Whereas increasing care at Cappagh “will ease pressure on Temple Street and allow us to care for the sickest children there. Our kids can’t wait and unfortunately many have passed the point where surgery can help already.

“A mammoth effort was made for scoliosis but the real problem of neuromuscular and disability care is below that iceberg. We need this problem to be recognised and resources put to where they can make a difference.”

Green fears that when the pandemic is over, there will be an exodus of Ireland’s best medical and nursing staff, “who could be working in any hospital around the world, earning three times what they are earning here”. The system has been surviving for years on “misplaced loyalty to this country” and he believes Covid has finally wiped away the last of the goodwill.

“Successive administrations have failed to recruit and retain the required elite group in the medical and nursing fields and I am sure they will all leave now.”

With such an exodus, “the big white elephant being built in a hole in St James’s might be finished”, but there will be no elite work force to staff it.

“Right now, what we have in paediatric care in Ireland is a world-class staff in Third World facilities but by the time this hospital is built,” he says in exasperation, “we are going to have a world-class facility with staff you wouldn’t let operate on a dog”.

Mille Andersen: ‘I couldn’t believe that I had a straight spine’

Mille Andersen (17) had surgery for her idiopathic scoliosis at the age of 15 and has since been raising awareness about the waiting list issues for other children and adolescents.

“I was first diagnosed when I was 13 and going into my first year of secondary school. My curve really didn’t bother me then.

“I met a consultant in Temple Street Children’s Hospital and he monitored me closely through the years. I think the main thing worrying me then was the possibility of surgery ahead.

I got tired very easily and I felt uncomfortable. It was hard to sleep.

“I remember when I was on holiday in Spain in 2017, I noticed how different my back’s appearance was from others and that its prominence was very visible in my reflection in shop windows. I started to became more self-conscious.

“I was lucky, in a sense, that I only waited around four to six months for a surgery date after I was put on the list. I was looking forward to growing taller, having a straight spine and just feeling better overall.

“Many of the things I worried about pre-op didn’t turn out as bad as I had thought and the Cappagh hospital team were great for easing my anxieties. I also had great support from family and friends, as well as my school, which had always been very accommodating. I had surgery in May 2018 and remained in the hospital for about six days. Recovery was definitely challenging but manageable.

‘A children’s rights issue’

“I remember taking my first steps, seeing my back for the first time and being taller. I couldn’t believe that I had a straight spine. It felt really weird.

“My mum is a nurse so that was a comfort while I recovered at home in Co Dublin. The first few months I took it very easy, increasing my walking over time. There were a few things I found challenging, like sitting and standing for long periods, but after a while I found my new normal again.
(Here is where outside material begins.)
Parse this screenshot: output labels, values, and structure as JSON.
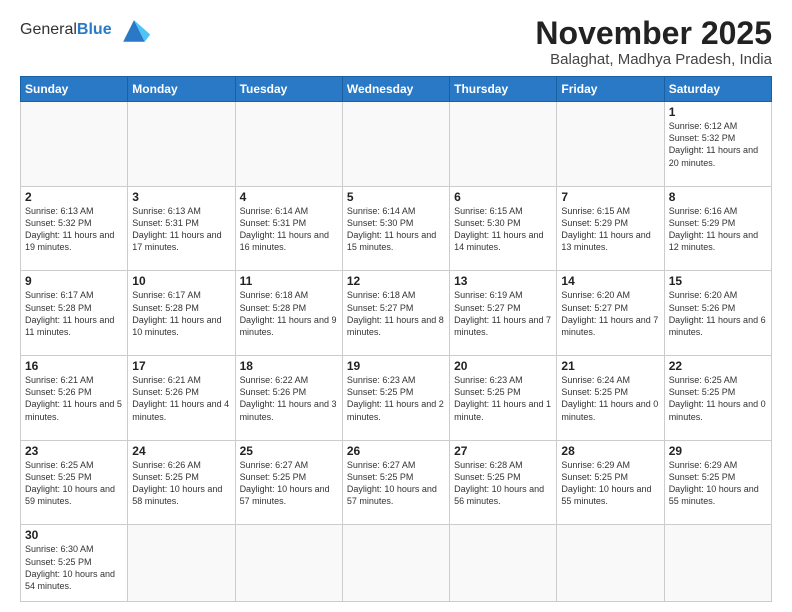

“I loved performing as a child, doing mainly musical theatre. It was more than a year after my surgery before I tried dancing again but it wasn’t the same, as I had new limitations. I have focused on my singing instead.

“Although I didn’t have a very long wait for a surgery date, I can empathise with others on what it’s like playing the waiting game. It can be such a painful and draining condition. Parents should not have to fight for their children to be seen and treated and I believe it’s a children’s rights issue.

“My hope is that waiting lists can be reduced and that children and adolescents don’t have to suffer. I also want to speak out because it can feel isolating if you don’t know anyone else with a similar condition.

“My back is doing okay now. I definitely have my ups and downs with it but I think it’s just about taking it day by day.”